When I was in seventh grade we circulated a petition asking one of our lunch ladies to try different deodorant, and while we generated some much needed hygienic awareness amongst many classmates and picked up a lot of signatures, we also got detention, stern lectures from both administration and our parents, as well as the coldest hamburgers you could imagine.
So when I received a request recently to sign a petition to “Save Wrigley Field,” I was somewhat confused. After all, Wrigley does predate the discovery of dirt, so what could it possibly need saving from?
Cubs ownership wants to institute $500 million in renovations to Wrigley. This demand has sparked a wrestling match between rooftop owners, one crabby Alderman, the Landmarks Commission and the Mayor of Chicago. According to plans, the exterior will be restored to 1938 status, a year the Cubs were swept in the World Series - which is in itself surprising on multiple levels.
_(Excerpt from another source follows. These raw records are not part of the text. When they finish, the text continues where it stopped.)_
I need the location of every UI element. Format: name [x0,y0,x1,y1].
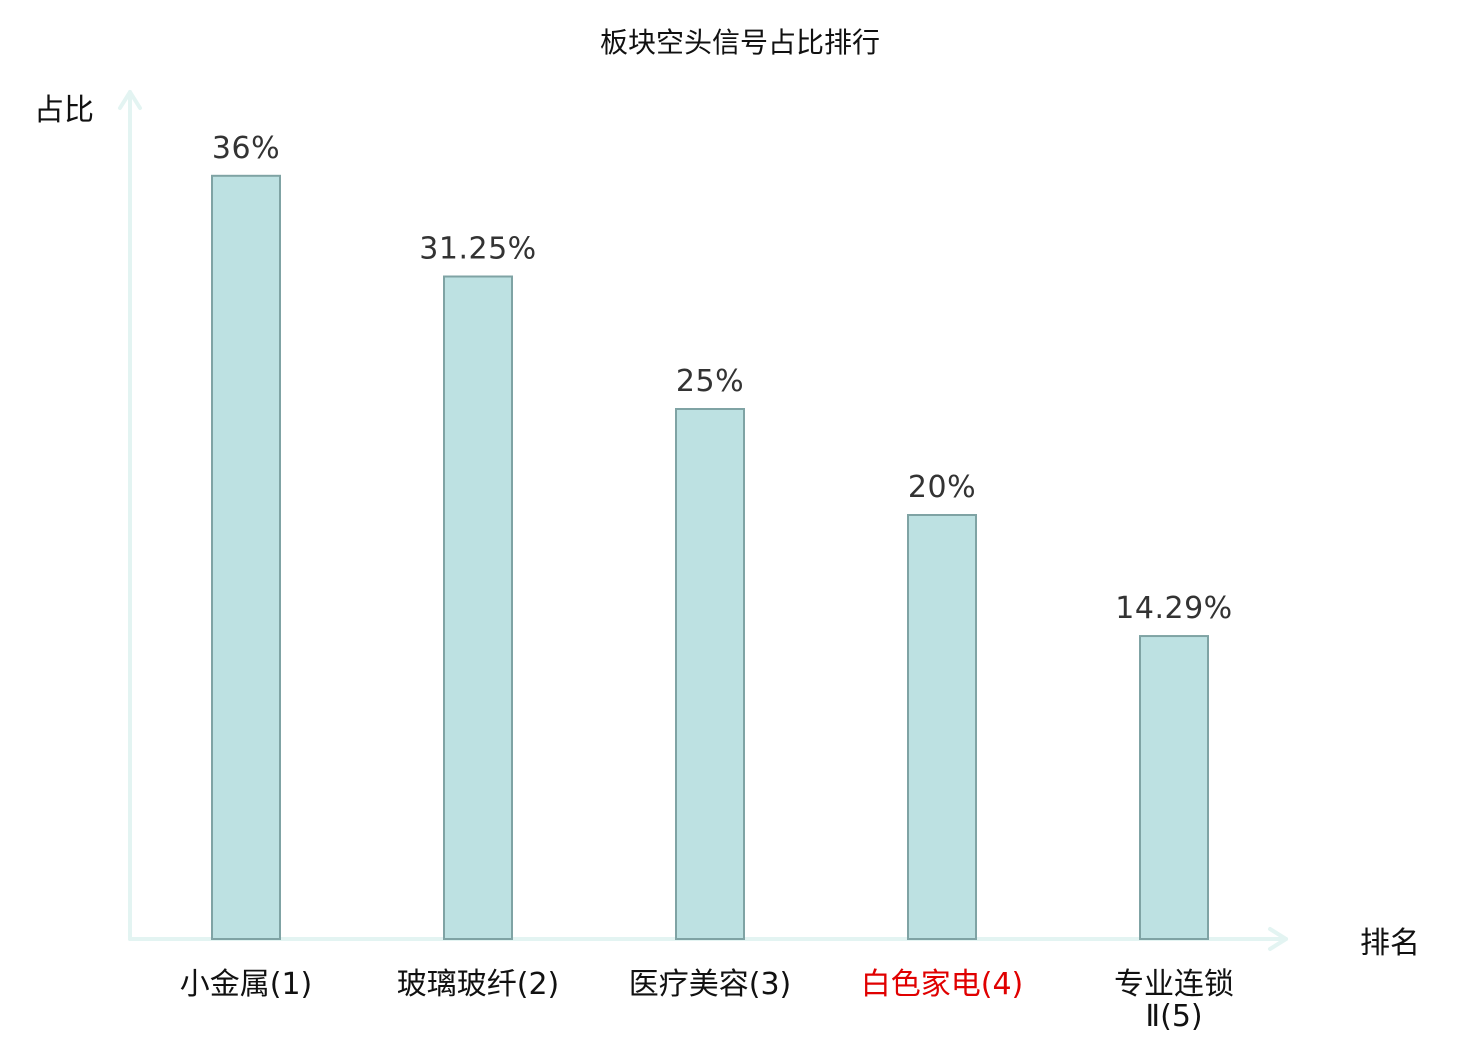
bar-3 [675,408,745,940]
bars [211,174,1209,941]
bar-5 [1139,635,1209,940]
value-label-2: 31.25% [419,232,536,267]
bar-1 [211,174,281,941]
category-label-4: 白色家电(4) [861,967,1024,1002]
category-label-5-line-2: Ⅱ(5) [1145,999,1202,1034]
y-axis-arrow [118,90,142,110]
category-label-3: 医疗美容(3) [629,967,792,1002]
x-axis-arrow [1268,927,1288,951]
bar-4 [907,514,977,940]
value-label-5: 14.29% [1115,591,1232,626]
category-label-1: 小金属(1) [180,967,313,1002]
x-axis-label: 排名 [1360,926,1420,961]
chart-title: 板块空头信号占比排行 [600,26,880,59]
category-label-2: 玻璃玻纤(2) [397,967,560,1002]
value-label-4: 20% [908,470,976,505]
value-label-3: 25% [676,364,744,399]
category-label-5-line-1: 专业连锁 [1114,967,1234,1002]
bar-2 [443,275,513,940]
value-label-1: 36% [212,131,280,166]
y-axis-label: 占比 [34,93,94,128]
value-labels: 36% 31.25% 25% 20% 14.29% [212,131,1232,626]
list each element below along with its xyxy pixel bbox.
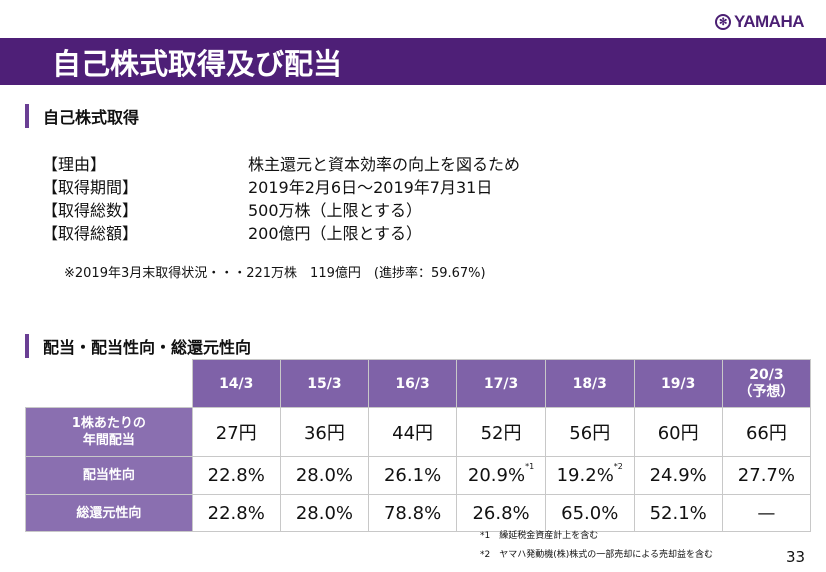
table-cell: 22.8%: [191, 456, 281, 495]
column-header: 17/3: [456, 359, 546, 408]
column-header: 18/3: [544, 359, 635, 408]
table-cell: 24.9%: [633, 456, 723, 495]
table-cell: 60円: [633, 407, 723, 457]
table-cell: 44円: [367, 407, 458, 457]
table-cell: 65.0%: [544, 494, 635, 532]
info-row: 【取得総額】 200億円（上限とする）: [42, 222, 520, 245]
table-cell: 28.0%: [279, 494, 370, 532]
table-cell: 26.1%: [367, 456, 458, 495]
page-number: 33: [786, 548, 806, 566]
column-header: 14/3: [191, 359, 281, 408]
info-key: 【取得期間】: [42, 178, 139, 197]
footnote: *2 ヤマハ発動機(株)株式の一部売却による売却益を含む: [480, 550, 713, 560]
section-heading-buyback: 自己株式取得: [25, 104, 139, 128]
footnote-mark: *2: [613, 462, 623, 471]
info-key: 【理由】: [42, 155, 107, 174]
column-header: 19/3: [633, 359, 723, 408]
yamaha-logo: ✻ YAMAHA: [714, 12, 805, 32]
column-header: 20/3 （予想）: [721, 359, 812, 408]
table-cell: 26.8%: [456, 494, 546, 532]
table-cell: 56円: [544, 407, 635, 457]
page-title: 自己株式取得及び配当: [52, 46, 343, 81]
progress-note: ※2019年3月末取得状況・・・221万株 119億円 (進捗率：59.67%): [64, 266, 486, 281]
table-cell: 22.8%: [191, 494, 281, 532]
table-header-row: 14/3 15/3 16/3 17/3 18/3 19/3 20/3 （予想）: [25, 359, 812, 408]
info-value: 2019年2月6日～2019年7月31日: [248, 178, 493, 197]
column-header: 15/3: [279, 359, 370, 408]
table-cell: 52円: [456, 407, 546, 457]
table-row: 総還元性向 22.8% 28.0% 78.8% 26.8% 65.0% 52.1…: [25, 494, 812, 532]
table-row: 配当性向 22.8% 28.0% 26.1% 20.9%*1 19.2%*2 2…: [25, 456, 812, 495]
column-header: 16/3: [367, 359, 458, 408]
section-bar: [25, 104, 29, 128]
dividend-table: 14/3 15/3 16/3 17/3 18/3 19/3 20/3 （予想） …: [25, 359, 812, 532]
logo-text: YAMAHA: [733, 12, 805, 31]
blank-cell: [25, 359, 193, 408]
buyback-info: 【理由】 株主還元と資本効率の向上を図るため 【取得期間】 2019年2月6日～20…: [42, 153, 520, 245]
table-cell: 20.9%*1: [456, 456, 546, 495]
info-value: 500万株（上限とする）: [248, 201, 423, 220]
table-cell: 28.0%: [279, 456, 370, 495]
table-cell: —: [721, 494, 812, 532]
footnote: *1 繰延税金資産計上を含む: [480, 531, 599, 541]
table-row: 1株あたりの 年間配当 27円 36円 44円 52円 56円 60円 66円: [25, 407, 812, 457]
table-cell: 27.7%: [721, 456, 812, 495]
table-cell: 78.8%: [367, 494, 458, 532]
info-key: 【取得総数】: [42, 201, 139, 220]
cell-value: 20.9%: [467, 465, 526, 486]
row-label: 配当性向: [25, 456, 193, 495]
table-cell: 19.2%*2: [544, 456, 635, 495]
section-bar: [25, 334, 29, 358]
footnote-mark: *1: [525, 462, 535, 471]
table-cell: 27円: [191, 407, 281, 457]
info-value: 200億円（上限とする）: [248, 224, 423, 243]
info-row: 【取得期間】 2019年2月6日～2019年7月31日: [42, 176, 520, 199]
row-label: 1株あたりの 年間配当: [25, 407, 193, 457]
info-row: 【取得総数】 500万株（上限とする）: [42, 199, 520, 222]
tuning-fork-icon: ✻: [714, 14, 731, 30]
table-cell: 66円: [721, 407, 812, 457]
row-label: 総還元性向: [25, 494, 193, 532]
section-title: 配当・配当性向・総還元性向: [43, 338, 252, 357]
cell-value: 19.2%: [556, 465, 614, 486]
table-cell: 52.1%: [633, 494, 723, 532]
info-value: 株主還元と資本効率の向上を図るため: [248, 155, 521, 174]
info-key: 【取得総額】: [42, 224, 139, 243]
info-row: 【理由】 株主還元と資本効率の向上を図るため: [42, 153, 520, 176]
title-band: 自己株式取得及び配当: [0, 38, 826, 85]
table-cell: 36円: [279, 407, 370, 457]
section-title: 自己株式取得: [43, 108, 140, 127]
section-heading-dividend: 配当・配当性向・総還元性向: [25, 334, 251, 358]
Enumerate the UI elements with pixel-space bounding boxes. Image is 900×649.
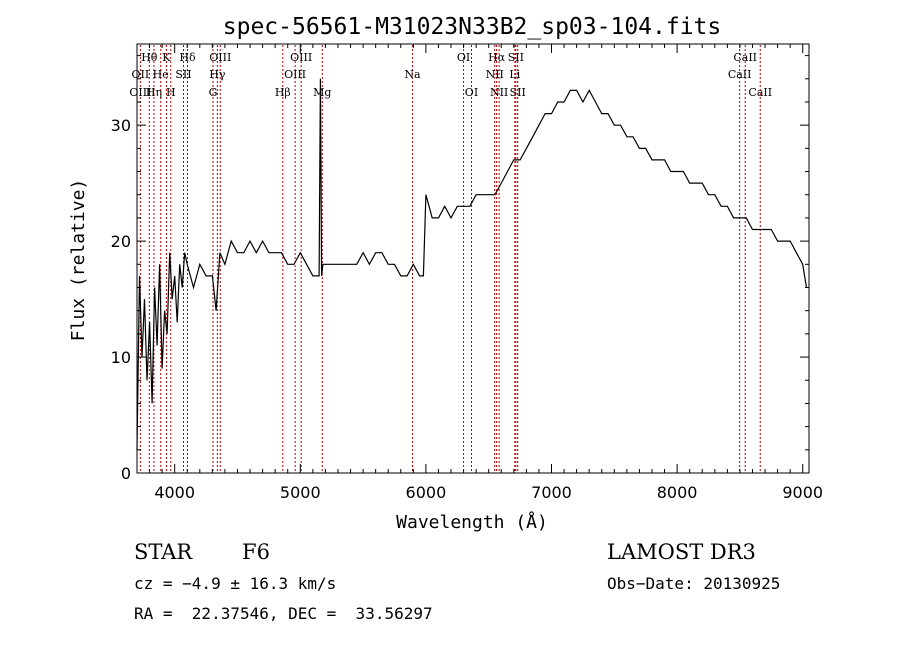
x-tick-label: 9000 bbox=[782, 483, 823, 502]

Wrigley is already a local landmark, but will work to achieve National Landmark Status while implementing the renovations simultaneously. The most impressive aspect of the project is that it will all be done with private money.
But as negotiations floundered, Tom Ricketts knew the trump card lay in the pocket of his David Beckham Collection, double breasted, Armani suit lined with the fur of the rare and endangered Pamir Spotted Zebra all along.
But does Ricketts really want to go down in history as the man who tore down Wrigley? Did he pay $900 million for the team just to have the chance at writing an even darker chapter of history in what has already been a genuinely lackluster and laughable existence?
I suppose it’s fitting the Ricketts and the Cubs found each other considering the Ricketts family is ranked 371 out of the 400 Wealthiest People according to Forbes. This of course places them near last on the list and that’s where the team has been languishing since the day the Ricketts bought them.